Le moins que l’on puisse dire, c’est que la polémique autour de la publication rapide des résultats tend à s’estomper. Le tollé provoqué par la célérité de cette annonce en un temps record disparaît peu à peu, au fil des jours.
La ministre de l’Éducation nationale, Raïssa Malu, avait expliqué, au lendemain de la publication des premiers résultats, que les innovations introduites cette année, notamment grâce à l’usage de l’intelligence artificielle, avaient permis une telle rapidité. Un procédé qui, selon elle, a contribué à accélérer le rythme de traitement et de diffusion des données.

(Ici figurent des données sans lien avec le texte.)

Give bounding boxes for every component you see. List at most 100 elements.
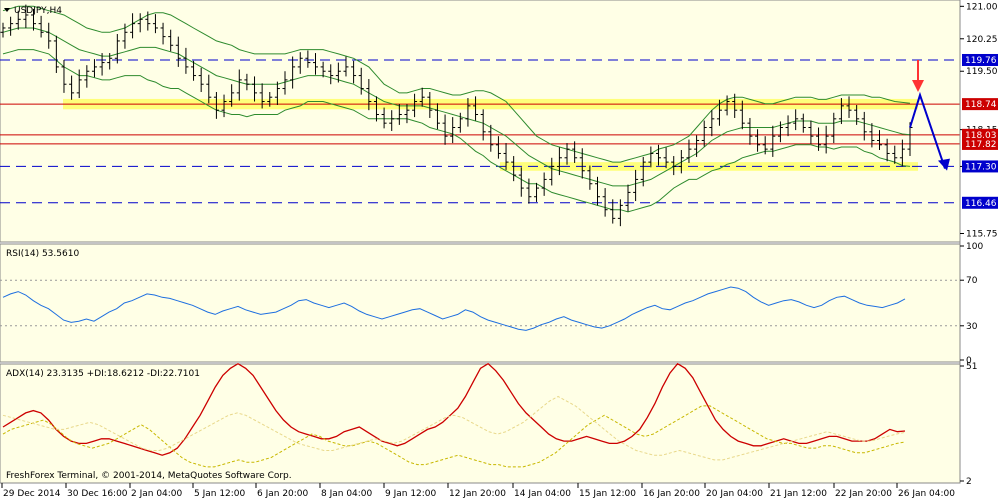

À l’en croire, cette méthode sera désormais la norme. Évoquer des cas de tricherie en lien avec l’intervention de l’intelligence artificielle serait, selon elle, hors de propos. Certains techniciens, toutefois, relativisent ces affirmations, estimant que la machine ne peut remplacer totalement le travail de l’homme : « lorsqu’un élève écrit 2, la machine ne peut en aucun cas transformer ce chiffre en 5 », rappellent-ils.
Quoi qu’il en soit, le pari semble gagné pour Raïssa Malu, qui a su imposer son initiative et convaincre. Les élèves n’ayant pas réussi peuvent désormais se réinscrire sans précipitation ni retard, contrairement aux années précédentes, lorsque la publication tardive des résultats freinait le processus.